Segal Seminar: Haoqi Zhang on “Crowds, Communities, and Mixed-Initiative Systems”
Abstract:
In this talk, I highlight opportunities for designing new forms of crowd-supported, mixed-initiative systems that tightly integrate crowd work, community process, and intelligent user interfaces to solve complex problems that no machine nor interested party can solve alone.
I present two examples. My first example is Mobi, a system that coordinates a crowd to plan custom trip itineraries. By using automatically generated todo items to focus the crowd’s attention on what needs work, Mobi illustrates a novel approach for handling human computation tasks that are difficult to decompose.
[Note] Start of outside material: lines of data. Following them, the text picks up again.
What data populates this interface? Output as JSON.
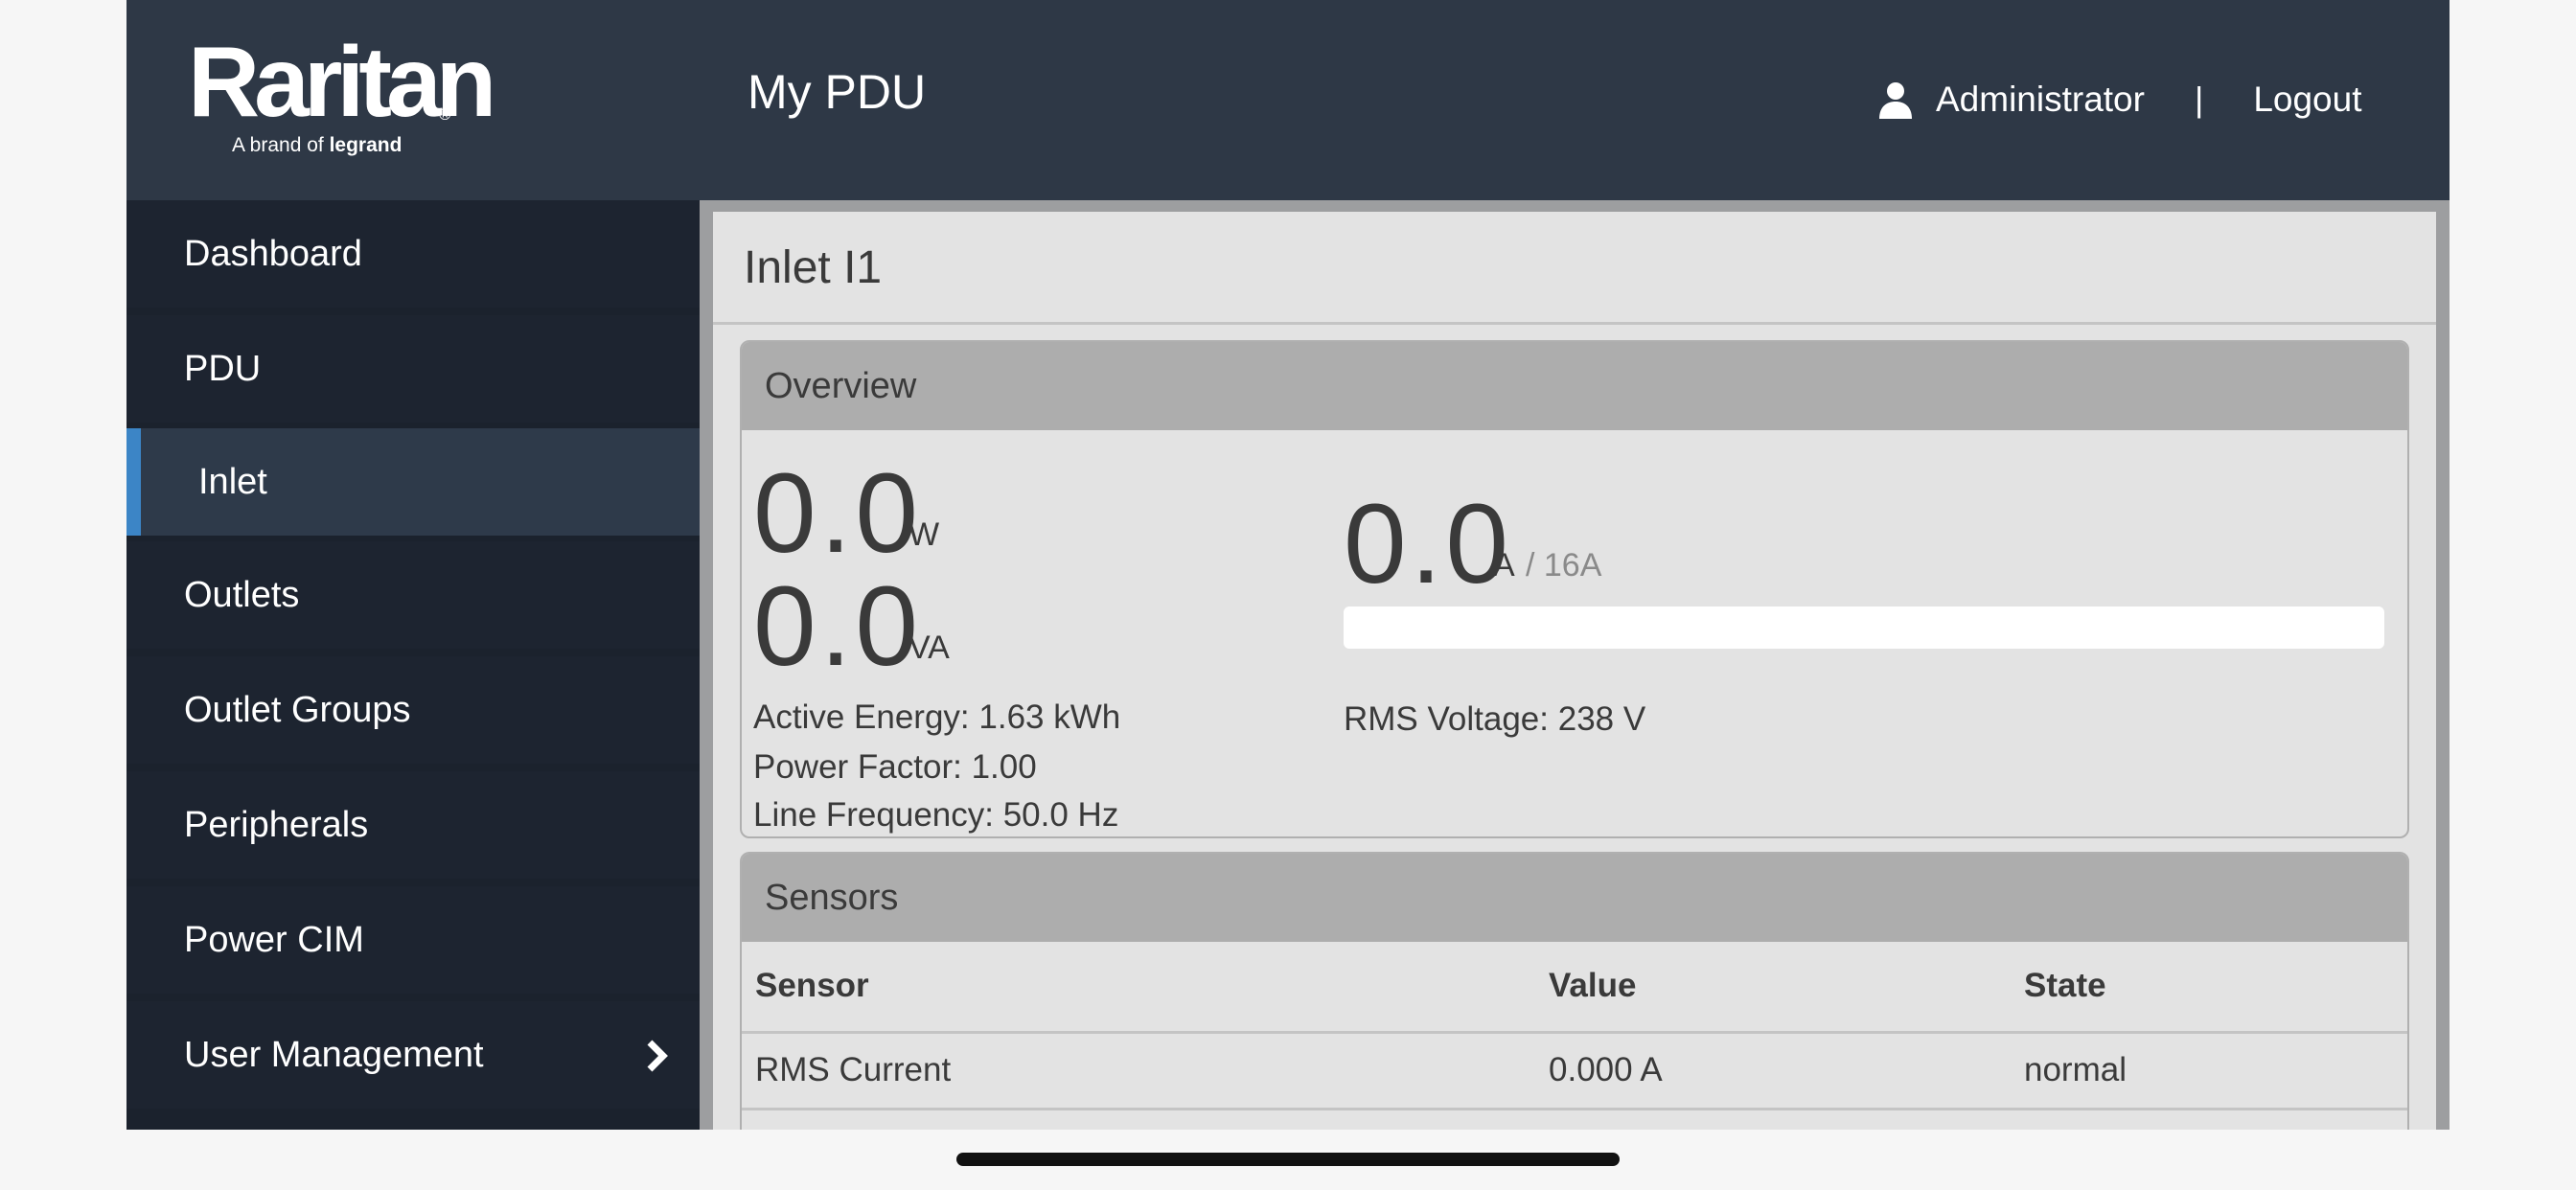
{
  "header": {
    "brand": "Raritan",
    "brand_reg": "®",
    "tagline_prefix": "A brand of",
    "tagline_brand": "legrand",
    "title": "My PDU",
    "user": "Administrator",
    "divider": "|",
    "logout": "Logout"
  },
  "sidebar": {
    "items": [
      {
        "label": "Dashboard"
      },
      {
        "label": "PDU"
      },
      {
        "label": "Inlet"
      },
      {
        "label": "Outlets"
      },
      {
        "label": "Outlet Groups"
      },
      {
        "label": "Peripherals"
      },
      {
        "label": "Power CIM"
      },
      {
        "label": "User Management"
      }
    ],
    "active_index": 2
  },
  "page": {
    "title": "Inlet I1"
  },
  "overview": {
    "heading": "Overview",
    "power_value": "0.0",
    "power_unit": "W",
    "apparent_value": "0.0",
    "apparent_unit": "VA",
    "current_value": "0.0",
    "current_unit": "A",
    "current_limit": "/ 16A",
    "current_fraction": 0.0,
    "active_energy": "Active Energy: 1.63 kWh",
    "power_factor": "Power Factor: 1.00",
    "line_frequency": "Line Frequency: 50.0 Hz",
    "rms_voltage": "RMS Voltage: 238 V"
  },
  "sensors": {
    "heading": "Sensors",
    "columns": [
      "Sensor",
      "Value",
      "State"
    ],
    "rows": [
      [
        "RMS Current",
        "0.000 A",
        "normal"
      ]
    ]
  },
  "colors": {
    "header_bg": "#2e3846",
    "sidebar_bg": "#1d2430",
    "active_accent": "#3c85c6",
    "panel_header": "#adadad",
    "content_bg": "#e3e3e3"
  },
  "icons": {
    "user": "user-icon",
    "chevron": "chevron-right-icon"
  }
}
My second example is Cobi, a system that engages an entire academic community in planning a conference. Community sourcing applications collect preferences, constraints, and affinity data from community members, and intelligent session-making and scheduling interfaces combine community sourced data and constraint-solving to enable organizers to make informed decisions when creating and improving the schedule. I will share findings from recent deployments for planning CHI and CSCW, the two largest conferences in human computer interaction.
Bio:
Haoqi Zhang is an assistant professor at Northwestern University in EECS and the Segal Design Institute. His research spans the fields of social computing, human computer interaction, artificial intelligence, and decision science. His current work focuses on engaging crowds and communities in problem solving efforts, and on advancing new data-driven design processes. He received his Ph.D. in Computer Science and B.A. in Computer Science and Economics from Harvard University.